Avec une demande croissante, Anvisa, après près de sept ans, discute d’un moyen de réglementer cette thérapie, et étonné, émergent des experts qui n’ont jamais étudié cette thérapie, pseudoscientifiques de la mode, ministres confus, et quiconque veut cinq minutes de gloire parler des bêtises, mais aucun d’entre eux n’accepte de s’asseoir vers le bas et discuter des solutions pour discuter uniquement du problème.

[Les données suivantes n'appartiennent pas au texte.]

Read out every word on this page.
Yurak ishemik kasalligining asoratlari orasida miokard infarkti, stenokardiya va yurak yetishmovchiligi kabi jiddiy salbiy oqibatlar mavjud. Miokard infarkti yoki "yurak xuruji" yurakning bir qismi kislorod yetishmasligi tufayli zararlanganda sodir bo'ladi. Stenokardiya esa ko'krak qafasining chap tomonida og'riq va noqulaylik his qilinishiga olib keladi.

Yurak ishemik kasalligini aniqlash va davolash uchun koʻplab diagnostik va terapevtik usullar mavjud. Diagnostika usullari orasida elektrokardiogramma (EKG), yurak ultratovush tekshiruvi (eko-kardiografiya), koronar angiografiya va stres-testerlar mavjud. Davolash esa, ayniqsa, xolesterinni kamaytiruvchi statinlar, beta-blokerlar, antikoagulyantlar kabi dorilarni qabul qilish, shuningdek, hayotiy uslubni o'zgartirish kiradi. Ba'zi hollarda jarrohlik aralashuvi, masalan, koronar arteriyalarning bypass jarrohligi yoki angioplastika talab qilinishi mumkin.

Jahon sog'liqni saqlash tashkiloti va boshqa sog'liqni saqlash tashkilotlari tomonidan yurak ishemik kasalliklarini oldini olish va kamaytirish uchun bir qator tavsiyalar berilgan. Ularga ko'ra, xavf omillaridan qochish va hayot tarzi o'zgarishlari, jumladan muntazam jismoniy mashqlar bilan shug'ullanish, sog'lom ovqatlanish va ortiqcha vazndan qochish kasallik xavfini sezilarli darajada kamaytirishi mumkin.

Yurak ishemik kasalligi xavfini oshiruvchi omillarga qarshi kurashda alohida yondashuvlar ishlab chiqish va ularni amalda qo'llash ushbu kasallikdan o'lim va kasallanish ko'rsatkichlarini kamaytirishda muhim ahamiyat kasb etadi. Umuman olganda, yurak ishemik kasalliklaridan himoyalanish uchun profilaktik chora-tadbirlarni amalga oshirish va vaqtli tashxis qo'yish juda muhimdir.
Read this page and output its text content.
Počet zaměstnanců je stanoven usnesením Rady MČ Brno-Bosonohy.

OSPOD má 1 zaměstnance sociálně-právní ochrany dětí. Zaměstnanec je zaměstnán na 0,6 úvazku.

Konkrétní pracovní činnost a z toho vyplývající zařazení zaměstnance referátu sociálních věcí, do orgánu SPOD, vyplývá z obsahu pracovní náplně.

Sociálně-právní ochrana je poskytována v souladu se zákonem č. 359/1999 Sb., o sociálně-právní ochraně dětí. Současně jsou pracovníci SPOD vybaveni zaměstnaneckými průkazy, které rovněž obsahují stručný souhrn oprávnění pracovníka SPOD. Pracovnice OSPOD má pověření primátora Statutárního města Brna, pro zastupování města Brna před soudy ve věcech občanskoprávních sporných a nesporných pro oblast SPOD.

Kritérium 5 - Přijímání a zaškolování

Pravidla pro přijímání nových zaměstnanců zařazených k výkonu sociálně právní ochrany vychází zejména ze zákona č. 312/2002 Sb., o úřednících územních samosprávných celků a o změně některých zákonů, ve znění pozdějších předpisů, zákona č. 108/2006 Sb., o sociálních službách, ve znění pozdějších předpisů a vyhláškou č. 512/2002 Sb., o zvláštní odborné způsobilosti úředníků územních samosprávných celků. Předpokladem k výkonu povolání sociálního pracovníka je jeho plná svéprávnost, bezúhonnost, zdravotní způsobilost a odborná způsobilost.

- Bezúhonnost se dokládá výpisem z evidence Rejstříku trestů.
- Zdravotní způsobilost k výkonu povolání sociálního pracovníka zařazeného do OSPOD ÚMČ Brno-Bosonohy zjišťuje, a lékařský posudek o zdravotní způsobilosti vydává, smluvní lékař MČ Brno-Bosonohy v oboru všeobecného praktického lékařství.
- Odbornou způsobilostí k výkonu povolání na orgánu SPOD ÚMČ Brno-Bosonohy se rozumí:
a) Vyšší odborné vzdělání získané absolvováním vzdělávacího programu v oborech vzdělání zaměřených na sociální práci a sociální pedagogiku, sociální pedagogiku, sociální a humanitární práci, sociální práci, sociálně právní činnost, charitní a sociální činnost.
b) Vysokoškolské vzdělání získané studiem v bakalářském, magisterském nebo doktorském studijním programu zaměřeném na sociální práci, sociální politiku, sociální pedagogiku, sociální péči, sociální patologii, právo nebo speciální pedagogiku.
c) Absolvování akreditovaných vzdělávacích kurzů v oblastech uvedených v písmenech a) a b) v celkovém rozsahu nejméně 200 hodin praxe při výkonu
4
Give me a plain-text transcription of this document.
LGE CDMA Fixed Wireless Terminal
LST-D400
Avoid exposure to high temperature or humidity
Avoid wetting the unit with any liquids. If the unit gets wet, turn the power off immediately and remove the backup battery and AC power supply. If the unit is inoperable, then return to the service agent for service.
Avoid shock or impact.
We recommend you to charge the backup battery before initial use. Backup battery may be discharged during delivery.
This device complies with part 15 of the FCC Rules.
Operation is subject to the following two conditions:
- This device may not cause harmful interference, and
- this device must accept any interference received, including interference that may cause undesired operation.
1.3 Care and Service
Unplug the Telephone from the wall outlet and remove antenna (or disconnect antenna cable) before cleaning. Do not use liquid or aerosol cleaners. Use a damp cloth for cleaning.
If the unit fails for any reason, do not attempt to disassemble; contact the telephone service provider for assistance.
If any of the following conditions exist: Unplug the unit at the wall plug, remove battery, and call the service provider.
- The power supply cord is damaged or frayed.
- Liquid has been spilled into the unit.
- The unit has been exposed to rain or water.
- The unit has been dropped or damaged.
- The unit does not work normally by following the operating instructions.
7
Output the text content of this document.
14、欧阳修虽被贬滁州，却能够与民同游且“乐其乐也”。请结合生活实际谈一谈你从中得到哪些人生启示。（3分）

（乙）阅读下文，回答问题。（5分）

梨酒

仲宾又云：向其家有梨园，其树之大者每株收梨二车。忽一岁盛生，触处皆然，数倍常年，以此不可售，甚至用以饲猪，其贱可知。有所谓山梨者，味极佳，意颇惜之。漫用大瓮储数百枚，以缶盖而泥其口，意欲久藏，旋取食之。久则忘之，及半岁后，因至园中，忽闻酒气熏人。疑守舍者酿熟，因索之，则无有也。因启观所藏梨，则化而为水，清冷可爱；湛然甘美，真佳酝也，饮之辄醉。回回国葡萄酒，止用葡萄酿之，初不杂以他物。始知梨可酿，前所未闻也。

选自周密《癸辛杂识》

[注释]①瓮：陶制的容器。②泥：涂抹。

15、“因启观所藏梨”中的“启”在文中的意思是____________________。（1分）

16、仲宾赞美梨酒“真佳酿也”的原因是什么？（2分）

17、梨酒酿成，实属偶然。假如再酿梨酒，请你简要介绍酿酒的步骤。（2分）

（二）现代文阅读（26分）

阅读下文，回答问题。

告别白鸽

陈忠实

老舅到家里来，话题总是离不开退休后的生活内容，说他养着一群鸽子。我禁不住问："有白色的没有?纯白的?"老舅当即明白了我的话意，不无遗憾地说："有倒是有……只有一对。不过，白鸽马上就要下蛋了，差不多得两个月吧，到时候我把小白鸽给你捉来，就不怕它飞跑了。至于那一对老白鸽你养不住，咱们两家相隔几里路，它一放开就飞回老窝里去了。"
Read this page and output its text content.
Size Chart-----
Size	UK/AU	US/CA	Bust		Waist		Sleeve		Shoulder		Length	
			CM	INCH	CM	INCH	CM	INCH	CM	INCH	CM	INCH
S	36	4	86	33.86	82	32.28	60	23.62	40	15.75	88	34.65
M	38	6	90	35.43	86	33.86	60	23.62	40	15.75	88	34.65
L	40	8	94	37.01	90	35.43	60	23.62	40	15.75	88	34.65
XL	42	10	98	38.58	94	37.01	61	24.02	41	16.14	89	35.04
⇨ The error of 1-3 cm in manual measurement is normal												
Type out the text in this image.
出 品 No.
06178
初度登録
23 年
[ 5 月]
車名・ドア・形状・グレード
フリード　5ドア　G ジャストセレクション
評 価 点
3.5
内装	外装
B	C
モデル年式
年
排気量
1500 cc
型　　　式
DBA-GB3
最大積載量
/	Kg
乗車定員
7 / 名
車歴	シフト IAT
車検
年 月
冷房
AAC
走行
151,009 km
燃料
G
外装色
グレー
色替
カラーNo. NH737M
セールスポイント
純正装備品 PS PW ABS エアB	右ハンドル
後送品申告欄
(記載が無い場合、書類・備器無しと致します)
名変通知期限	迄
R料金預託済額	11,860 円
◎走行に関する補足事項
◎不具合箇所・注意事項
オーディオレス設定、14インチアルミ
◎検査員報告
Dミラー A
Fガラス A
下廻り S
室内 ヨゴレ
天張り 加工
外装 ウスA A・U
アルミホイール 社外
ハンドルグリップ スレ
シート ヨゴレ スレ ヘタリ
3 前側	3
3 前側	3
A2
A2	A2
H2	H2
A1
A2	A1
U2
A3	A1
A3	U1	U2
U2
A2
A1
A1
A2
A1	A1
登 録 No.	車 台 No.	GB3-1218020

J’espère que le règlement Anvisa sera en mesure d’assurer la sécurité et l’accès aux patients, que les règles sont claires et viables. Ce ne sera pas du tout un règlement idéal, mais nous devons commencer quelque part. Ignorer le problème ou le jeter sous le tapis des préjugés et de l’obscurantisme scientifique n’est pas une solution. Le moment où nous vivons ici me rappelle une chanson des Ingénieurs d’Hawaï :

Force il n’est pas capable de faire face
Une idée dont le temps est venu
La force n’est pas capable d’enregistrer
Une idée dont le temps est passé

Nous devons avoir des normes et des moyens pour faciliter et simplifier qui en ont besoin et reflètent ce que vous feriez si vous étiez à leur place. Bonne chance à nous tous !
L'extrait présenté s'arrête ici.